Acharya et al. (2010) investigated arsenic-induced carcinogenesis and effects on the immune system in a mouse model. Ethylnitrosourea was used to induce tumors in mice, and arsenic was used as a promoter. Effects on the immune system were assessed on the basis of cytokine (TNFα, IFNγ, IL-4, IL-6, IL-10, and IL-12) production of lymphocytes and the specific apoptotic cascade in lymphocytes. Arsenic, especially in combination with ethylnitrosourea, induced marked neoplastic changes. Those findings were supported in histologic studies and by evidence of severe immune suppression that resulted from cytokine modulation and lymphocyte death.

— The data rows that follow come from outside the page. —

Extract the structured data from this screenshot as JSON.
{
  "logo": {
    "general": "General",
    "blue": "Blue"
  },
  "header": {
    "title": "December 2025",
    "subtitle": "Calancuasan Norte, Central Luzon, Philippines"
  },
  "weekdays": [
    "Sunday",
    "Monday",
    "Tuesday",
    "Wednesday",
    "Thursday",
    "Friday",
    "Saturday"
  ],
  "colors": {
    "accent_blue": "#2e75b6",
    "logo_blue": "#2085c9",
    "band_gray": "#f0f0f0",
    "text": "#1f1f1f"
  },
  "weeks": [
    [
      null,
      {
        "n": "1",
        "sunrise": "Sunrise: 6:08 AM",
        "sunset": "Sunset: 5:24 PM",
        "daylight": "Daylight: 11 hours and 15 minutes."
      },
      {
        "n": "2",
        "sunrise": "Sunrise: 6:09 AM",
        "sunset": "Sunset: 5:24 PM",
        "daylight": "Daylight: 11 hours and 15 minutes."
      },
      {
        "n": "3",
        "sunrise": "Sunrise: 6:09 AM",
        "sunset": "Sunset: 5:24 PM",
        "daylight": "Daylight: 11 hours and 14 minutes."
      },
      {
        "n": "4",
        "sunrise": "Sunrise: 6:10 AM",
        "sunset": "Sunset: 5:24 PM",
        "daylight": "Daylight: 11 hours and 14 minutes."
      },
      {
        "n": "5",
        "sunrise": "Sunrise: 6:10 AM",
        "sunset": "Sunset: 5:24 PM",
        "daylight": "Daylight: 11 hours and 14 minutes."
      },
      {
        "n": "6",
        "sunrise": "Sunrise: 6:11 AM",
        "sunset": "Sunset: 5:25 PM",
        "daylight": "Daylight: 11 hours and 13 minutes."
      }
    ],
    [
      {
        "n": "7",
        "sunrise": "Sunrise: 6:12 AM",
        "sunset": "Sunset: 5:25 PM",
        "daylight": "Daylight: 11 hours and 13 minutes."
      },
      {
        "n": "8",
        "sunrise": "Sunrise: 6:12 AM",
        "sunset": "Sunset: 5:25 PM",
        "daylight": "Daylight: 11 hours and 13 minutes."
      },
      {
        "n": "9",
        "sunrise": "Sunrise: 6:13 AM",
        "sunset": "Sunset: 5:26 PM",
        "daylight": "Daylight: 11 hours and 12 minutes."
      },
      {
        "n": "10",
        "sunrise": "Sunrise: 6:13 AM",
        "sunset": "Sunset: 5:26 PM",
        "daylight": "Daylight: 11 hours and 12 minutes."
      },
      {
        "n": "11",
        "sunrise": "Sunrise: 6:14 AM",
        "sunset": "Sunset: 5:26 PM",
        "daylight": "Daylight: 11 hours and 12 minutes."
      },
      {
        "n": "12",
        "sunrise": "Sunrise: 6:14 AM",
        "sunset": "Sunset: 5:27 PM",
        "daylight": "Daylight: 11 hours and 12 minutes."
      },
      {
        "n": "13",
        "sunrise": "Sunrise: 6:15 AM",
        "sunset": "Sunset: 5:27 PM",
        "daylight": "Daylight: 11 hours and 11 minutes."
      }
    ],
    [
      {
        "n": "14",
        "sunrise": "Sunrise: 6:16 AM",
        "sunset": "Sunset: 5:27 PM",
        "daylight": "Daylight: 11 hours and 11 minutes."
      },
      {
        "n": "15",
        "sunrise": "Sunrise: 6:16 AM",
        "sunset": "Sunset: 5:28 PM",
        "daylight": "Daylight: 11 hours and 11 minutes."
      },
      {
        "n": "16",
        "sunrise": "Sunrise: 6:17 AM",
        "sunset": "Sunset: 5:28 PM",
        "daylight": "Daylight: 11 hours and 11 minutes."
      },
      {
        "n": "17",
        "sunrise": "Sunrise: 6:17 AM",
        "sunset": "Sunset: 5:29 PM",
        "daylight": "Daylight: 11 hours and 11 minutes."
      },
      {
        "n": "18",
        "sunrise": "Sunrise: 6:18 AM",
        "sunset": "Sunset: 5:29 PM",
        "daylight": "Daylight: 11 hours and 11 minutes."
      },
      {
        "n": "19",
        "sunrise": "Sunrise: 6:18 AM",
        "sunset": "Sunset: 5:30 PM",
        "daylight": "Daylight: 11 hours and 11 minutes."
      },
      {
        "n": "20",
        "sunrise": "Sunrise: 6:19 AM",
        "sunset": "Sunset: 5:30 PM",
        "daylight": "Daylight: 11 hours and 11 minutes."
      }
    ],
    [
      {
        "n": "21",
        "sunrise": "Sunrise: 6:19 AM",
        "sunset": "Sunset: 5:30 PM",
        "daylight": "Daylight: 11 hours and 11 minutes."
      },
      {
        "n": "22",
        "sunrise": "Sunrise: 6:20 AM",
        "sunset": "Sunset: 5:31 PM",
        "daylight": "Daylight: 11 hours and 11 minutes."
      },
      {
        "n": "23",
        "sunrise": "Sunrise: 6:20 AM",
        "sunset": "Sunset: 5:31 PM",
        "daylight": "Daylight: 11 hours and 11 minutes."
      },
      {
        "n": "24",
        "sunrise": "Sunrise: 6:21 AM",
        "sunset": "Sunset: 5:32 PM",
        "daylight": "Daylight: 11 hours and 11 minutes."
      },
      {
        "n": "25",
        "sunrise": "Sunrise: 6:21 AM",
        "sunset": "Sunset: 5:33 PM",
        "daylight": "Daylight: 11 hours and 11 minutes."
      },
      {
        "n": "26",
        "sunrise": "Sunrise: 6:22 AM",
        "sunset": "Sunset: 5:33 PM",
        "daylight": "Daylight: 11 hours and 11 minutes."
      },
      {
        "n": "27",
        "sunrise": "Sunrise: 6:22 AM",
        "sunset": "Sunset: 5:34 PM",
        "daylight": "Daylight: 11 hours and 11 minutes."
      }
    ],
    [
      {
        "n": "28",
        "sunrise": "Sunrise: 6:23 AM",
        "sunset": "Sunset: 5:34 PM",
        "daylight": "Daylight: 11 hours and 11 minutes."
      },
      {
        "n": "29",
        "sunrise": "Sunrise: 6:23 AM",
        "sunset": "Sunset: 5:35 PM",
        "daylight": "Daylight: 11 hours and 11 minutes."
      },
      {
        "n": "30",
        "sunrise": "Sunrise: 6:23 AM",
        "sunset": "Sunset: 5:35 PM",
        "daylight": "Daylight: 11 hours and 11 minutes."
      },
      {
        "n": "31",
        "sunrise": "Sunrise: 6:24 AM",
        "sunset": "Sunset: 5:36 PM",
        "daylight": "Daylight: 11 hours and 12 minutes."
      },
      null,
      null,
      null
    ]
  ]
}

Key Considerations for the IRIS Assessment
Taken together, the evidence of a relationship between exposure to inorganic arsenic and altered immune function warrants consideration of the immune system in the IRIS assessment. The immunologic changes seem to increase the risk of respiratory symptoms in particular. Those effects have been observed after both lower and higher exposures to inorganic arsenic, although few studies are available on low to moderate exposure. It is conceivable that such effects may contribute to impairmet in fetal and infant health and to detrimental health effects in adults.

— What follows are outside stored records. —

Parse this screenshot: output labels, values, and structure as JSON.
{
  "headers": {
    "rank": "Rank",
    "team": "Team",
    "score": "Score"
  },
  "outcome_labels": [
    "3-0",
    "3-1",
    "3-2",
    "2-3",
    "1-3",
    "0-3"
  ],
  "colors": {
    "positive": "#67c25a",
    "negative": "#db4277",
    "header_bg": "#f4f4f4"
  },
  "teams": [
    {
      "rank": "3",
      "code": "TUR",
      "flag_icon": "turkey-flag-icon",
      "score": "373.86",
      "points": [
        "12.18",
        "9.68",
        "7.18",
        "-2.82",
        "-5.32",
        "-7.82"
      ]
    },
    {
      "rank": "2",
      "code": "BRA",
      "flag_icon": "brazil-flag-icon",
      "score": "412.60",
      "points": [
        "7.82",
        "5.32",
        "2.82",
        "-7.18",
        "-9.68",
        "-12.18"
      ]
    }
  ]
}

To help EPA set priorities among its efforts, the committee has created the following hierarchy of health end points of concern:
• Tier 1: Evidence of a causal association determined by other agencies and/or in published systematic reviews.
o Lung, skin, and bladder cancer (Celik et al. 2008; IARC 2012).
o Ischemic heart disease (Navas-Acien et al. 2005; C.H. Wang et al. 2007; Moon et al. 2012).
o Skin lesions (ATSDR 2007).
• Tier 2: Other priority outcomes.
o Prostate and renal cancer.
o Diabetes.
o Nonmalignant respiratory disease.
o Pregnancy outcomes (infant morbidity).
o Neurodevelopmental toxicity.
o Immune effects.
• Tier 3: Other end points to consider.
o Liver and pancreatic cancer.
o Renal disease.
o Hypertension.
o Stroke.
o Pregnancy outcomes (fetal loss, stillbirth, and neonatal mortality).
The first tier consists of end points that have been identified by other agencies or in systematic reviews as having a causal association with inorganic arsenic. The second tier consists of other high-priority outcomes of concern. The last tier consists of end points for which the evidence appears to be less strong. These categorizations will be refined by EPA after it conducts its more comprehensive analysis.
EPA’s draft plans indicate that a causal determination framework will be used to categorizethe evidence on the different end points into five possible categories: causal relationship, likely to be a causal relationship, suggestive of a causal relationship, inadequate to infer a causal relationship, and not likely to be a causal relationship. The committee supports that five-category approach and recommends that strength-of-evidence judgments be characterized with respect to the modified Bradford Hill criteria for causality. In evaluating the studies, it will be important to consider the timing of exposure with respect to life stage, duration of exposure, and the latent period for the health outcome. The assessment of causality will help EPA to set priorities among end points for later analysis of mode of action and dose–response relationships.